Em sessão realizada nesta quarta-feira (18/3), o Plenário da Corte proferiu entendimento desfavorável à tese do direito de opção pelo cálculo da média nos fundamentos dos artigos 4º e 20 da Emenda Constitucional (EC) 103/2019, para servidores que ingressaram até 31 de dezembro de 2003 e não migraram para o Regime de Previdência Complementar (RPC), no âmbito do Processo 002.302/2024-1, originado por consulta do Tribunal Superior do Trabalho (TST).
Direito individual – A ANFIP destaca que a decisão do TCU possui natureza administrativa e foi proferida em resposta a uma consulta específica, o que limita seus efeitos. Embora o entendimento possa orientar órgãos de pessoal, como o Sipec/Decipex, não possui caráter vinculante geral, como ocorre com decisões do Supremo Tribunal Federal (STF).
Além disso, o posicionamento do Tribunal de Contas da União não encerra o debate jurídico, especialmente no âmbito individual, onde permanece assegurado ao servidor público o direito de buscar o benefício mais vantajoso.
Atuação jurídica – A negativa da Corte em admitir a participação das entidades, dentre elas a ANFIP, como amicus curiae, reforça a necessidade de atuação individualizada. Nesse sentido, ANFIP Nacional e sua assessoria jurídica assegura que serão adotadas todas as medidas necessárias para garantir o respeito ao contraditório e à ampla defesa. Caso necessário, também serão ajuizadas ações judiciais com o objetivo de afastar o entendimento firmado pelo TCU.

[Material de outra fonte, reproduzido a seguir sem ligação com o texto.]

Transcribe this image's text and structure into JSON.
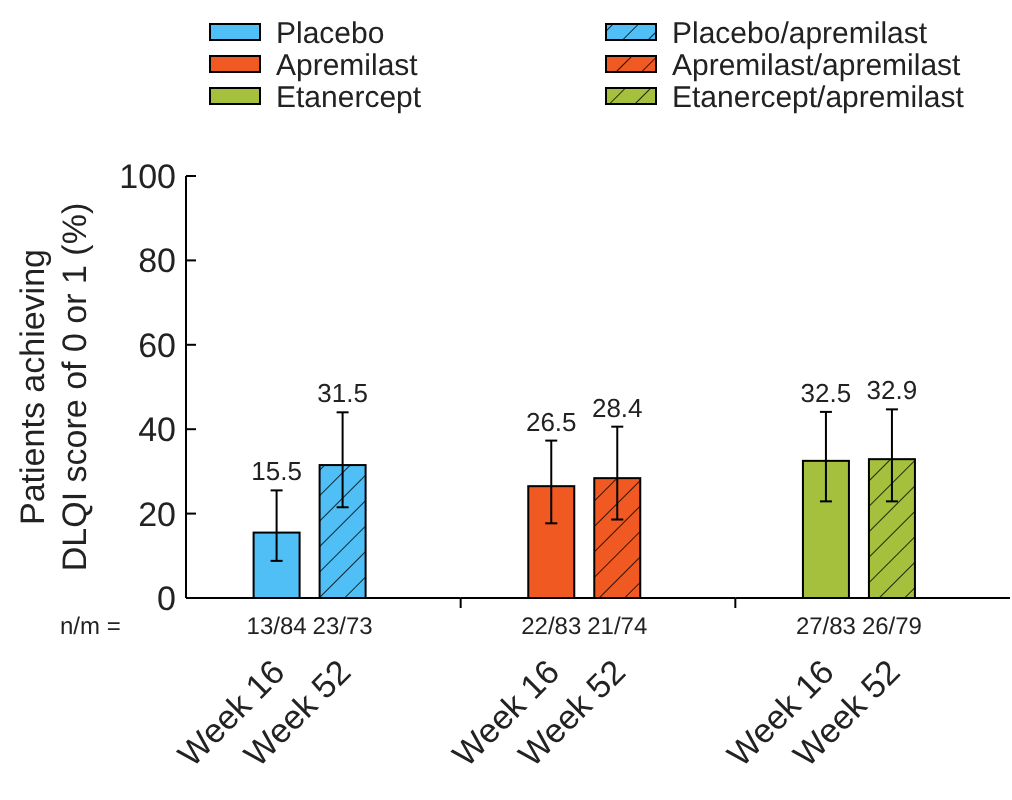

Cenário administrativo permanece favorável – Apesar desta decisão, o Ministério da Gestão e da Inovação em Serviços Públicos (MGI) já se posicionou pela manutenção do direito de opção, com base em parecer jurídico consistente. O órgão retirou o sobrestamento dos processos e mantém a aplicação da Portaria nº 10.360/2022, o que garante, até o momento, a continuidade do reconhecimento administrativo do direito.
Orientações aos associados – A ANFIP reforça que o momento exige cautela e acompanhamento técnico especializado. Entre as principais orientações estão:
- Análise individualizada: Cada caso deve ser avaliado de forma específica, considerando as particularidades da vida funcional do servidor.
- Revisões em curso: A atuação será estratégica para evitar prejuízos ou retrocessos remuneratórios.
- Prescrição e decadência: A ausência de decisão coletiva vinculante pode favorecer a estabilização de situações já concedidas, especialmente após a análise do TCU para fins de registro.
A Entidade orienta que eventuais medidas só sejam adotadas diante de manifestação concreta do TCU que negue o registro, quando, então, serão avaliadas alternativas administrativas e judiciais.
Segurança jurídica – A ANFIP tranquiliza seus filiados e reforça que o cenário, embora desafiador, está sob controle técnico e jurídico.
O acompanhamento individualizado realizado pela Associação, em conjunto com escritório especializado, tem sido essencial para garantir segurança jurídica e o melhor enquadramento previdenciário.
A Entidade segue vigilante e pronta para atuar, tanto na esfera administrativa quanto judicial, para assegurar que o esforço contributivo de décadas dos Auditores Fiscais seja plenamente reconhecido.
A ANFIP reforça a defesa dos direitos dos Auditores Fiscais, com responsabilidade, estratégia e compromisso permanente.